As for your first assertion about underperformance, the opposite conclusion is correct. Medicare actually performs more efficiently than private alternatives when you control for inputs like income level and prior health history. Whether it be the economy of scale or the ability to limit care to comparatively effective treatment, government-run insurance only lags behind in health outcome statistics when compared to private alternatives because private insurance can refuse treatment to certain categories of people.
Further, it is patently untrue that nearly every American would choose private health insurance over Medicare. Health care polling is notoriously fluid, but a clear majority of Americans consistently prefer government managed programs like Medicare.
This line of analysis can continue to housing projects and schools as well. I won’t defend many of the failed experiments in social engineering that arouse out of a desire to house all Americans, but, in the broad marketplace of those who demand shelter, the government could be doing much worse. Further, the overwhelming evidence that vouchers for public housing work isn’t yet there. I’m not saying it wont be, but the move from centralized projects to subsidized private housing and vouchers has had the near opposite effect in Memphis, Tennessee with crime going up and less people transitioning off such assistance after the move to more private forms of aid.
Also, public schools underperform private in some statistics because of the same reason that government managed healthcare seemingly does: public schools exist for the common good and admit all comers. To further demonstrate why public options actually efficiently serve the marketplace, I’ll selectively apply some economics and go ahead and assert that private elementary schools underperform public schools in producing citizens with the values and emotional intelligence necessary for success in a multicultural world. Surely one wouldn’t have to defend all the examples of egregious, unfair, and wasteful policies of private schools throughout our history? The point is not so much that integrated and diverse public schools are more efficient incubators of our democracy in the marketplace of school choice, but that the marketplace is wide and we can’t just limit where to apply our analysis.
I’ll close with your assertion about doctors rejecting patients because the government will not treat them fairly.

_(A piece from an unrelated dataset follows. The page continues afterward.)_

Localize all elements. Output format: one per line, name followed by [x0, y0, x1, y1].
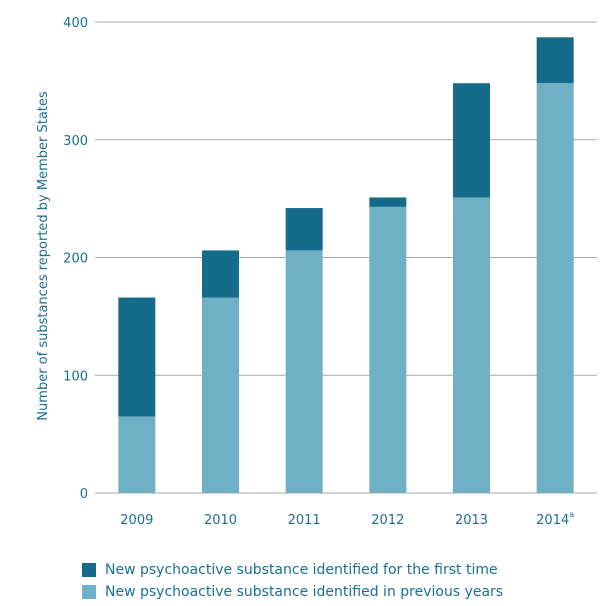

I reject the assumption about this statement. Doctors reject government patients because they don’t make as much in a reimbursement as they would from private insurance. Fairness has nothing to do with reimbursement rates and, instead, this rejection is a function of an entirely rational decision on the part of the doctor to maximize their utility and make more money. I don’t fault the doctor for looking out for his own interest because, fortunately, we all have a government that exists for the common good.
Such a polity full of individuals maximizing their utility has often rejected private social experiments many small government conservatives seem to suggest and the demand in the marketplace, call it a marketplace of ideas or a marketplace of votes, is for efficient programs that serve the common good.
This is exactly why progressives welcome competition and the market. The American market wants progressive programs.